PracticeUpdate: Is there anything else that you want to add?

Dr. Tewari: No. I think that there are many other minor points, but the major takeaways from the meeting are the ovarian cancer findings. In addition, the non–platinum chemotherapy doublet is important.

PracticeUpdate: Are there any up-and-coming studies to keep an eye out for?
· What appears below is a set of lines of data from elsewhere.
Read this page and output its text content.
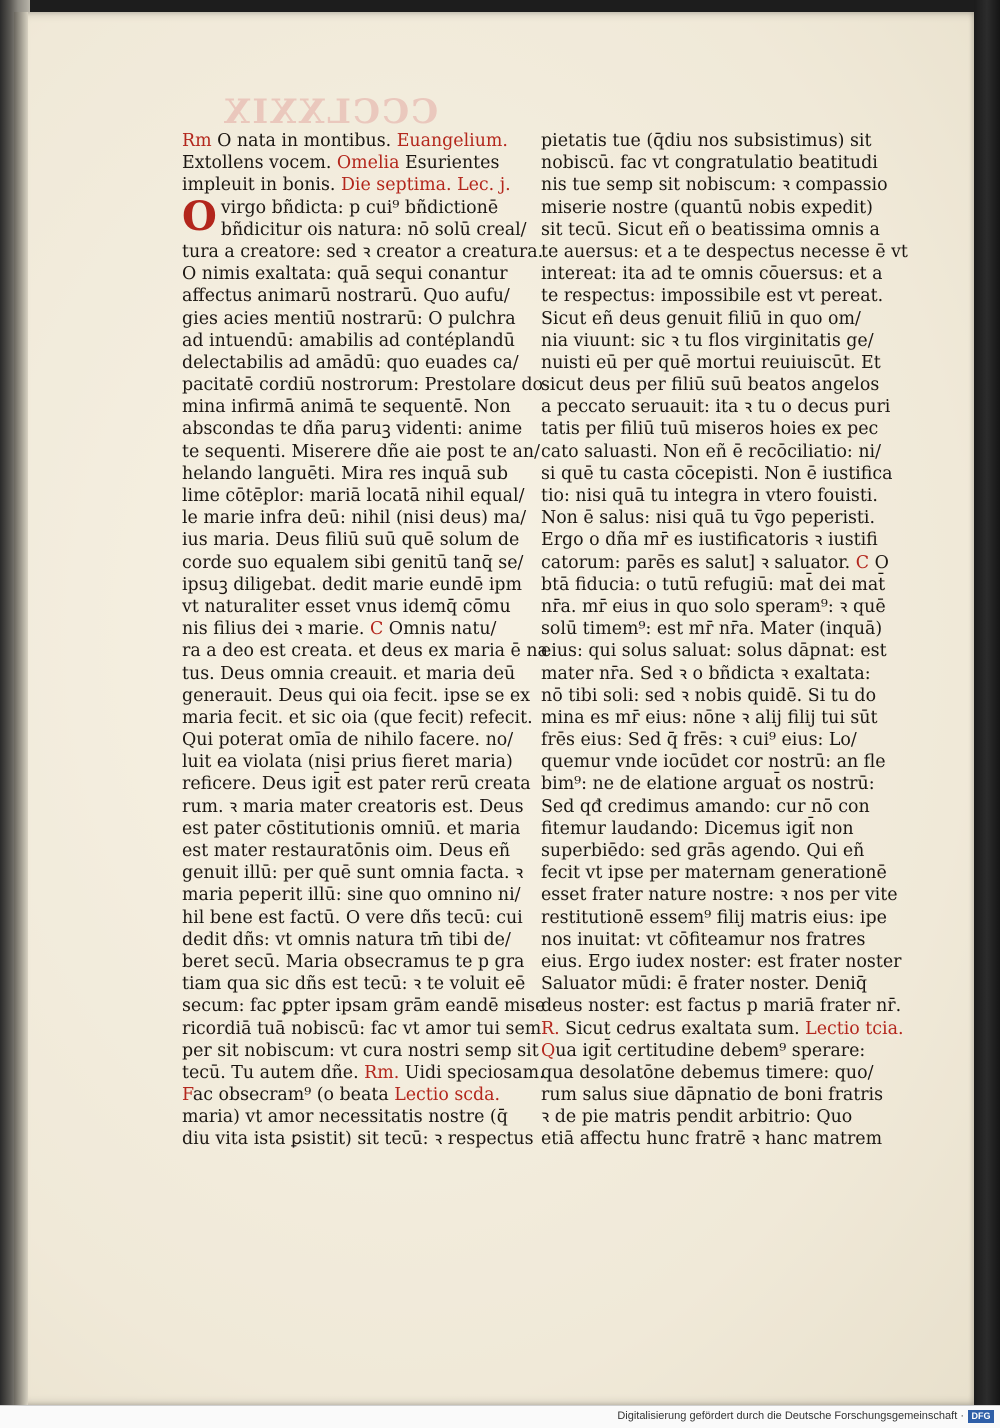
CCCLXXIX
Rm O nata in montibus. Euangelium.
Extollens vocem. Omelia Esurientes
impleuit in bonis. Die septima. Lec. j.
Ovirgo bñdicta: p cui⁹ bñdictionē
bñdicitur ois natura: nō solū creal/
tura a creatore: sed ꝛ creator a creatura.
O nimis exaltata: quā sequi conantur
affectus animarū nostrarū. Quo aufu/
gies acies mentiū nostrarū: O pulchra
ad intuendū: amabilis ad contéplandū
delectabilis ad amādū: quo euades ca/
pacitatē cordiū nostrorum: Prestolare do
mina infirmā animā te sequentē. Non
abscondas te dña paruꝫ videnti: anime
te sequenti. Miserere dñe aie post te an/
helando languēti. Mira res inquā sub
lime cōtēplor: mariā locatā nihil equal/
le marie infra deū: nihil (nisi deus) ma/
ius maria. Deus filiū suū quē solum de
corde suo equalem sibi genitū tanq̄ se/
ipsuꝫ diligebat. dedit marie eundē ipm
vt naturaliter esset vnus idemq̄ cōmu
nis filius dei ꝛ marie. C Omnis natu/
ra a deo est creata. et deus ex maria ē na
tus. Deus omnia creauit. et maria deū
generauit. Deus qui oia fecit. ipse se ex
maria fecit. et sic oia (que fecit) refecit.
Qui poterat omīa de nihilo facere. no/
luit ea violata (nisi prius fieret maria)
reficere. Deus igit̄ est pater rerū creata
rum. ꝛ maria mater creatoris est. Deus
est pater cōstitutionis omniū. et maria
est mater restauratōnis oim. Deus eñ
genuit illū: per quē sunt omnia facta. ꝛ
maria peperit illū: sine quo omnino ni/
hil bene est factū. O vere dñs tecū: cui
dedit dñs: vt omnis natura tm̄ tibi de/
beret secū. Maria obsecramus te p gra
tiam qua sic dñs est tecū: ꝛ te voluit eē
secum: fac ꝑpter ipsam grām eandē mise
ricordiā tuā nobiscū: fac vt amor tui sem
per sit nobiscum: vt cura nostri semp sit
tecū. Tu autem dñe. Rm. Uidi speciosam.
Fac obsecram⁹ (o beata Lectio scda.
maria) vt amor necessitatis nostre (q̄
diu vita ista ꝑsistit) sit tecū: ꝛ respectus
pietatis tue (q̄diu nos subsistimus) sit
nobiscū. fac vt congratulatio beatitudi
nis tue semp sit nobiscum: ꝛ compassio
miserie nostre (quantū nobis expedit)
sit tecū. Sicut eñ o beatissima omnis a
te auersus: et a te despectus necesse ē vt
intereat: ita ad te omnis cōuersus: et a
te respectus: impossibile est vt pereat.
Sicut eñ deus genuit filiū in quo om/
nia viuunt: sic ꝛ tu flos virginitatis ge/
nuisti eū per quē mortui reuiuiscūt. Et
sicut deus per filiū suū beatos angelos
a peccato seruauit: ita ꝛ tu o decus puri
tatis per filiū tuū miseros hoies ex pec
cato saluasti. Non eñ ē recōciliatio: ni/
si quē tu casta cōcepisti. Non ē iustifica
tio: nisi quā tu integra in vtero fouisti.
Non ē salus: nisi quā tu v̄go peperisti.
Ergo o dña mr̄ es iustificatoris ꝛ iustifi
catorum: parēs es salut] ꝛ saluator. C O
btā fiducia: o tutū refugiū: mat̄ dei mat̄
nr̄a. mr̄ eius in quo solo speram⁹: ꝛ quē
solū timem⁹: est mr̄ nr̄a. Mater (inquā)
eius: qui solus saluat: solus dāpnat: est
mater nr̄a. Sed ꝛ o bñdicta ꝛ exaltata:
nō tibi soli: sed ꝛ nobis quidē. Si tu do
mina es mr̄ eius: nōne ꝛ alij filij tui sūt
frēs eius: Sed q̄ frēs: ꝛ cui⁹ eius: Lo/
quemur vnde iocūdet cor nostrū: an fle
bim⁹: ne de elatione arguat̄ os nostrū:
Sed qđ credimus amando: cur nō con
fitemur laudando: Dicemus igit̄ non
superbiēdo: sed grās agendo. Qui eñ
fecit vt ipse per maternam generationē
esset frater nature nostre: ꝛ nos per vite
restitutionē essem⁹ filij matris eius: ipe
nos inuitat: vt cōfiteamur nos fratres
eius. Ergo iudex noster: est frater noster
Saluator mūdi: ē frater noster. Deniq̄
deus noster: est factus p mariā frater nr̄.
R. Sicut cedrus exaltata sum. Lectio tcia.
Qua igit̄ certitudine debem⁹ sperare:
qua desolatōne debemus timere: quo/
rum salus siue dāpnatio de boni fratris
ꝛ de pie matris pendit arbitrio: Quo
etiā affectu hunc fratrē ꝛ hanc matrem
Digitalisierung gefördert durch die Deutsche Forschungsgemeinschaft · DFG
Dr. Tewari: Yes. Data from the SGO 2013 meeting concerning GOG 252 should be reported within the year. It is a study on ovarian cancer treated with dose-dense weekly paclitaxel and up-front and maintenance bevacizumab.

In addition, there is an ovarian trial led by John Chan (GOG 262) that focuses on whether dose-dense weekly paclitaxel improves survival in this group of patients. Both arms in the trial receive bevacizumab, so bevacizumab is not really the main question.

GOG 249 is an up-front adjuvant therapy study for patients with high-risk endometrial cancer. These stage-I patients have lymphovascular-space invasion, deep myometrial invasion, and high-grade lesions. They are randomized to vaginal brachytherapy plus adjuvant chemotherapy or pelvic radiotherapy.

And then, we come back to GOG 240. The bevacizumab question of this trial will be presented at the American Society of Clinical Oncology (ASCO) 2013 annual meeting in June.